Location
- 777 Third Street NE New Philadelphia, (Tuscarawas County), Ohio 44663-2741 United States 40°30′2″N 81°26′16″W﻿ / ﻿40.50056°N 81.43778°W

Information
- Type: Private, Coeducational
- Religious affiliation: Roman Catholic
- Established: 1970
- Oversight: Roman Catholic Diocese of Columbus
- Principal: Jennifer Calvo
- Grades: 7–12
- Colors: Black and Gold
- Athletics conference: Inter-Valley Conference
- Team name: Saints
- Rival: Strasburg Tigers
- Newspaper: Central Voice
- Yearbook: Clarion
- Website: http://www.tccsaints.com

= Tuscarawas Central Catholic High School =

Tuscarawas Central Catholic Junior/Senior High School is a private, Catholic high school in New Philadelphia, Ohio, United States.
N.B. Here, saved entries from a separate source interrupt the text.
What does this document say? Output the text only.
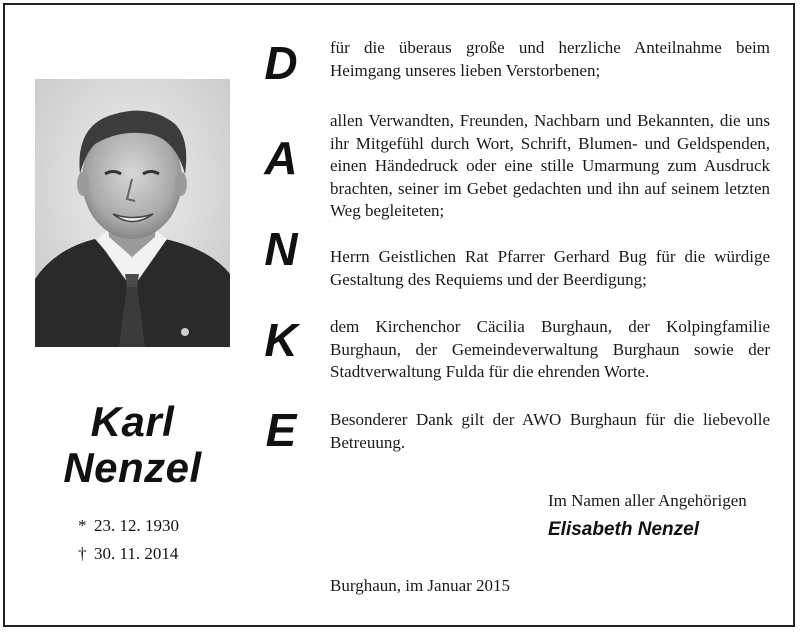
Karl
Nenzel
* 23. 12. 1930
† 30. 11. 2014
D
A
N
K
E
für die überaus große und herzliche Anteilnahme beim Heimgang unseres lieben Verstorbenen;
allen Verwandten, Freunden, Nachbarn und Bekannten, die uns ihr Mitgefühl durch Wort, Schrift, Blumen- und Geldspenden, einen Händedruck oder eine stille Umarmung zum Ausdruck brachten, seiner im Gebet gedachten und ihn auf seinem letzten Weg begleiteten;
Herrn Geistlichen Rat Pfarrer Gerhard Bug für die würdige Gestaltung des Requiems und der Beerdigung;
dem Kirchenchor Cäcilia Burghaun, der Kolpingfamilie Burghaun, der Gemeindeverwaltung Burghaun sowie der Stadtverwaltung Fulda für die ehrenden Worte.
Besonderer Dank gilt der AWO Burghaun für die liebevolle Betreuung.
Im Namen aller Angehörigen
Elisabeth Nenzel
Burghaun, im Januar 2015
It is one of eleven secondary schools operated under the direction of the Roman Catholic Diocese of Columbus. Athletic teams compete as the Tuscarawas Central Catholic Saints in the Ohio High School Athletic Association as a member of the Inter-Valley Conference.

==History==
Tuscarawas Central Catholic was formed in 1970 by the merger of St. Mary High School in Dennison and St. Joseph High School in Dover.